By inhibiting interbank lending, the Fed appears to be creating a silent "liquidity squeeze" -- the same sort of thing that brought on the banking crisis of September 2008. According to Jeff Hummel, associate professor of economics at San Jose State University, it could happen again. He warns that paying interest on reserves "may eventually rank with the Fed's doubling of reserve requirements in the 1930s and bringing on the recession of 1937 within the midst of the Great Depression."
The Travesty of the $1.6 Trillion in "Excess Reserves"
The bank bailout and the Federal Reserve's two "quantitative easing" programs were supposedly intended to keep credit flowing to the local economy; but despite trillions of dollars thrown at Wall Street banks, these programs have succeeded only in producing mountains of "excess reserves" that are now sitting idle in Federal Reserve bank accounts. A stunning $1.6 trillion in excess reserves have accumulated since the collapse of Lehman Brothers on September 15, 2008.

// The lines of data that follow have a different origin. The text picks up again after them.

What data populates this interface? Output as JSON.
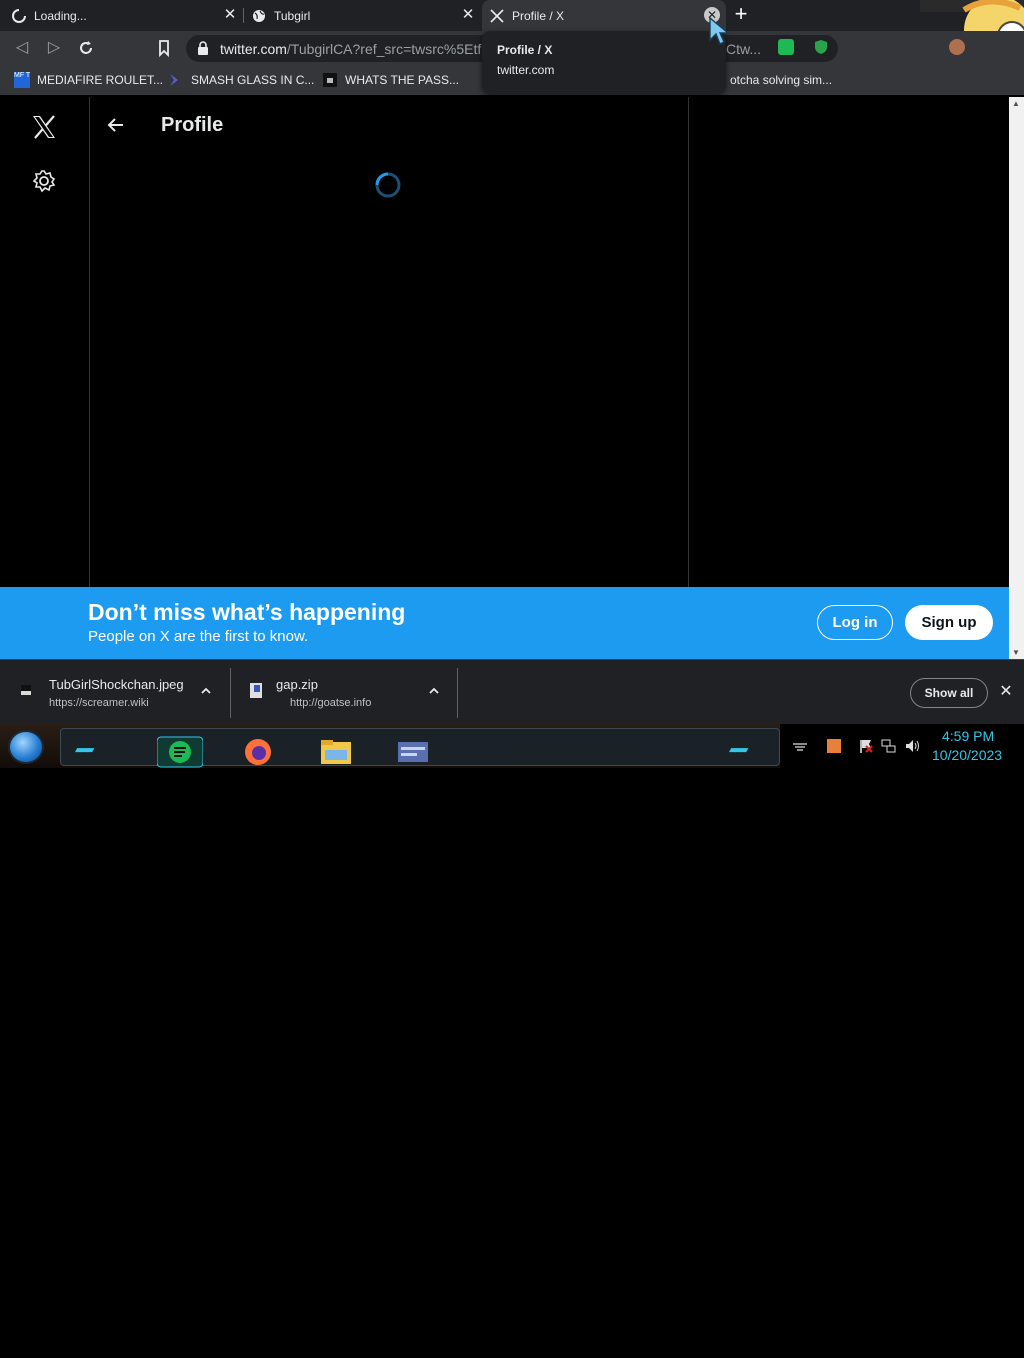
{
  "browser": {
    "tabs": [
      {
        "title": "Loading...",
        "icon": "loading-spinner-icon"
      },
      {
        "title": "Tubgirl",
        "icon": "globe-icon"
      },
      {
        "title": "Profile / X",
        "icon": "x-logo-icon",
        "active": true
      }
    ],
    "new_tab_icon": "plus-icon",
    "close_icon": "close-icon",
    "hover_card": {
      "title": "Profile / X",
      "domain": "twitter.com"
    },
    "url": {
      "host": "twitter.com",
      "rest": "/TubgirlCA?ref_src=twsrc%5Etf"
    },
    "omnibox_trailing_text": "Ctw...",
    "bookmarks": [
      {
        "label": "MEDIAFIRE ROULET...",
        "icon": "mediafire-icon"
      },
      {
        "label": "SMASH GLASS IN C...",
        "icon": "chevron-brand-icon"
      },
      {
        "label": "WHATS THE PASS...",
        "icon": "robot-icon"
      },
      {
        "label": "otcha solving sim...",
        "icon": "none"
      }
    ],
    "accent_color": "#1d9bf0"
  },
  "x_page": {
    "header_title": "Profile",
    "banner": {
      "headline": "Don’t miss what’s happening",
      "subline": "People on X are the first to know.",
      "login_label": "Log in",
      "signup_label": "Sign up"
    }
  },
  "downloads": {
    "items": [
      {
        "filename": "TubGirlShockchan.jpeg",
        "source": "https://screamer.wiki",
        "icon": "image-file-icon"
      },
      {
        "filename": "gap.zip",
        "source": "http://goatse.info",
        "icon": "zip-file-icon"
      }
    ],
    "show_all_label": "Show all"
  },
  "taskbar": {
    "time": "4:59 PM",
    "date": "10/20/2023",
    "apps": [
      "spotify-icon",
      "firefox-icon",
      "file-explorer-icon",
      "window-app-icon"
    ],
    "clock_color": "#35c6e8"
  }
}
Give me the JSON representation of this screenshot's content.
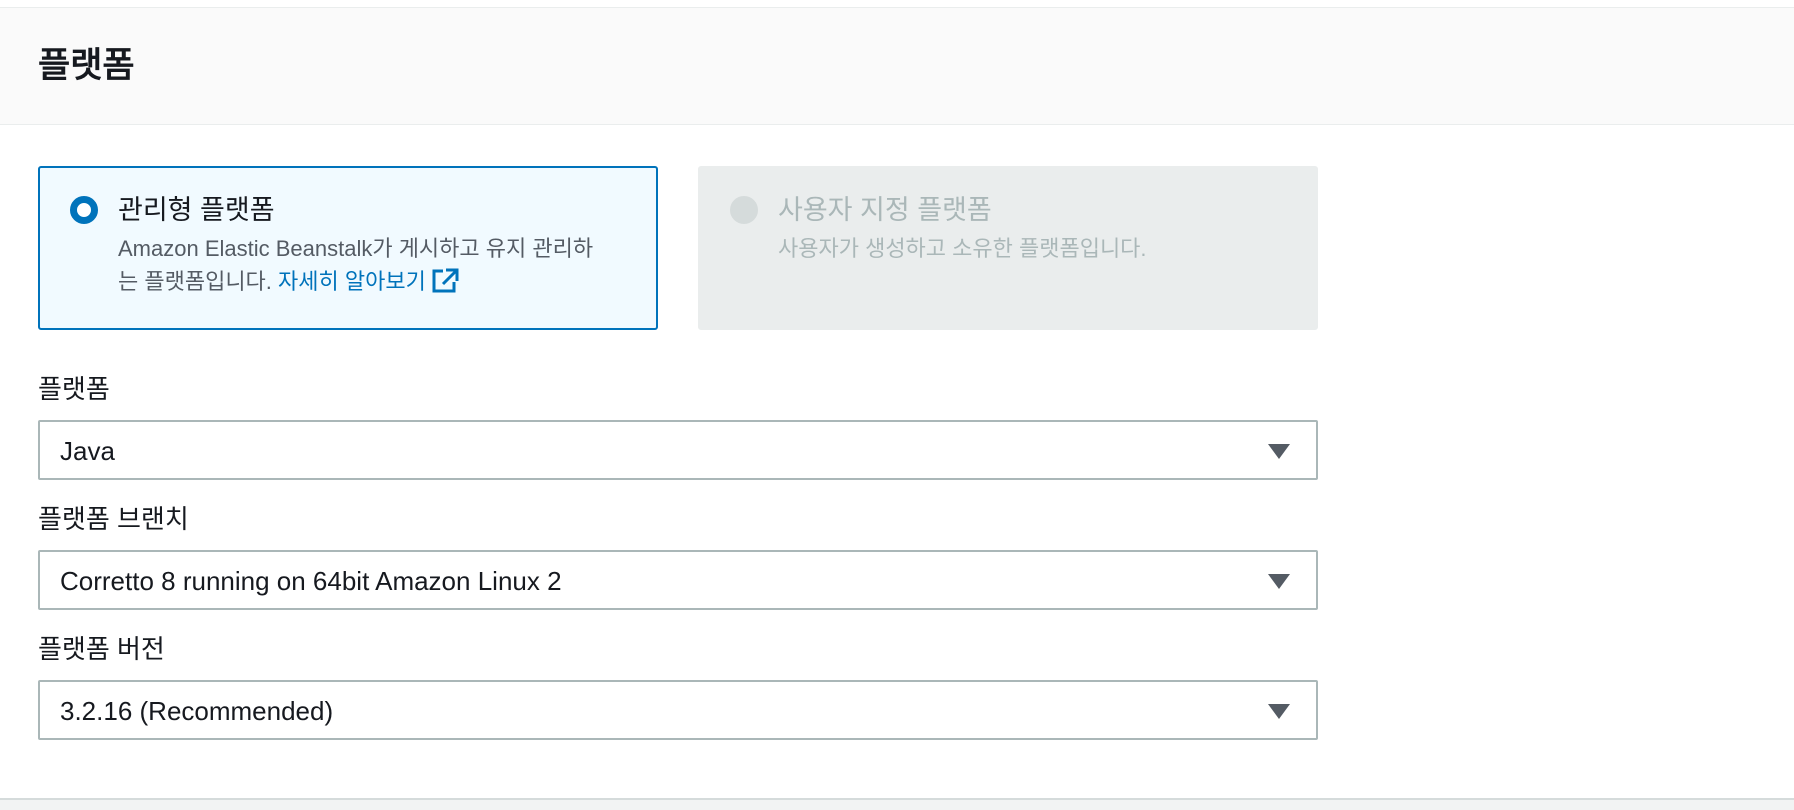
{
  "panel": {
    "title": "플랫폼"
  },
  "platform_type": {
    "managed": {
      "title": "관리형 플랫폼",
      "desc_line1": "Amazon Elastic Beanstalk가 게시하고 유지 관리하",
      "desc_line2": "는 플랫폼입니다.",
      "learn_more": "자세히 알아보기",
      "selected": true
    },
    "custom": {
      "title": "사용자 지정 플랫폼",
      "desc": "사용자가 생성하고 소유한 플랫폼입니다.",
      "disabled": true
    }
  },
  "fields": {
    "platform": {
      "label": "플랫폼",
      "value": "Java"
    },
    "platform_branch": {
      "label": "플랫폼 브랜치",
      "value": "Corretto 8 running on 64bit Amazon Linux 2"
    },
    "platform_version": {
      "label": "플랫폼 버전",
      "value": "3.2.16 (Recommended)"
    }
  },
  "colors": {
    "accent": "#0073bb",
    "selected_bg": "#f1faff",
    "disabled_bg": "#eaeded",
    "muted_text": "#aab7b8"
  },
  "icons": {
    "learn_more": "external-link-icon",
    "select": "caret-down-icon"
  }
}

The justification for TARP -- the Trouble Asset Relief Program that subsidized the nation's largest banks -- was that it was necessary to unfreeze credit markets. The contention was that b anks were refusing to lend to each other, cutting them off from the liquidity that was essential to the lending business. But an MIT study reported in September 2010 showed that immediately after the Lehman collapse, the interbank lending markets were actually working. They froze, not when Lehman died, but when the Fed started paying interest on excess reserves in October 2008. According to the study, as summarized in The Daily Bail:
. . . [T]he NY Fed's own data show that interbank lending during the period from September to November did not "freeze," collapse, melt down or anything else. In fact, every single day throughout this period, hundreds of billions were borrowed and paid back. The decline in daily interbank lending came only when the Fed ballooned its balance sheet and started paying interest on excess reserves.
On October 9, 2008, the Fed began paying interest, not just on required bank reserves (amounting to 10% of deposits for larger banks), but on "excess" reserves. Reserve balances immediately shot up, and they have been going up almost vertically ever since.